LISBON — It is high school football’s universal sign of temporary surrender.
The marker between the two measuring stakes is flipped to ‘4.’ Offensive playmakers trot dejectedly off the field and detach chin straps. Except for one, who drops back and punts the ball away.
Unless we’re talking about Lisbon and junior Quincy Thompson, in which case anyone wearing an opposite-colored jersey is advised to keep his feet moving and his head on a swivel.
Would-be punts have served as microcosm of Lisbon’s season. Thompson’s trickery, boldness and speed have helped rescue the Greyhounds from a sputtering start and into the thick of a loaded Western Class C playoff race.
“On punts, I’ll see a lane and I’ll kick it, pass, run,” Thompson said.
And run. And run again. And run some more.
Chief among the four touchdowns Thompson scored in a midseason win at Yarmouth was his 64-yard scamper after selling a fake punt.
The Clippers couldn’t complain that they hadn’t seen it on film, either.
“We don’t keep stats for punting as a rule, but now I wish we’d kept them from the beginning,” Lisbon coach Dick Mynahan said. “I do know that we fake-punted six times in a row over two games, and it led to five touchdowns.

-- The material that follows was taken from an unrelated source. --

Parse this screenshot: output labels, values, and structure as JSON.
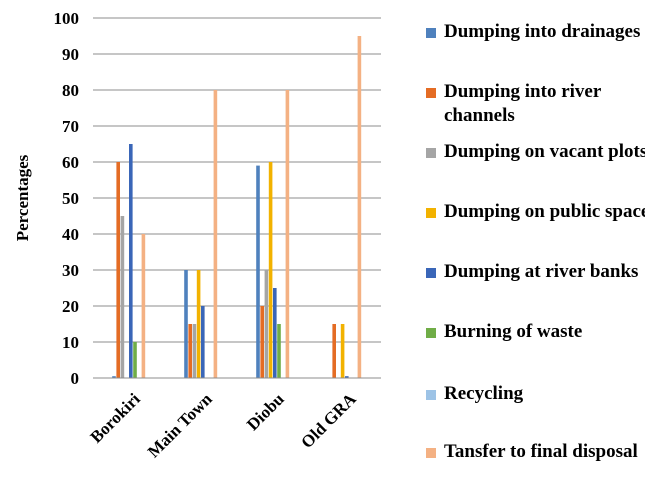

And Quincy was the one who carried the ball all five times.”
Thompson previously gambled three times at home against Oak Hill, giving Lisbon life in an eventual 21-14 loss.
Those first downs aren’t as easy to find in the box score as fumble recoveries or interceptions, but they’ve meant just as much to the Greyhounds.
“I kind of count that as a turnover,” Mynahan said. “Instead of turning the ball over to the other team, you’re getting it back. We feel confident in that.”
Much as a running back professes to get nowhere without his offensive line, the 5-foot-7, 180-pound Thompson typically has an escort from the downfield blocking combination of Kyle Bourget and Mason Haley.
“I look at that first down (marker), and if there’s a hole and I think I can get there, I’ll get there,” Thompson said. “We have good guys over there. I just follow them.”
Trust between athlete and coach is also essential to Thompson’s continued fourth-down success.
Rarely does a high school punt unfold near midfield without someone on the opposite sideline hollering, “Watch the fake!” Knowing the long odds, most teams don’t chance it more than once or twice per season.
“He pretty much has a green light back there. He’s not going to always do it, but when he thinks it’s there, he’s going to do it,” Mynahan said. “It’s big for us, because a lot of teams have to play us a lot more honestly and not set up for those long returns. If he gets caught, it’s OK. I don’t know if he’s been caught. Maybe once at the most.”
Thompson’s contributions don’t end with the punting game.
His 22-carry, 257-yard, 4-touchdown night at Yarmouth was tops in a series of terrific performances.
He amassed 96 rushing yards, returned a kick 55 yards and picked off a pass in the end zone to help Lisbon stave off Freeport.
At Winthrop, Thompson’s 113 yards and 3 touchdowns highlighted the Greyhounds’ initial win after an 0-2 start.
Even in a losing cause against Oak Hill, Thompson’s grab of a Hail Mary inside the 10-yard line threatened to tie the game at the end of regulation.
“I just play wherever Coach Mynahan puts me and wherever we need me,” Thompson said. “I like running back, but I also like running routes and catching the ball.”
He even played quarterback out of the wildcat formation as a sophomore — another form of direct-snap deception that October and potentially November opponents would do well to keep in the back of their minds.
“Actually, in practice he takes every other snap at quarterback. I wouldn’t be surprised if he plays half the game Saturday (home against Winslow) at quarterback,” Mynahan said. “We always try to have somebody available if we lose somebody. We’ve got him in. We just haven’t had to use him, thank God, yet.”
Mynahan’s coaching counterparts surely echo that thankfulness.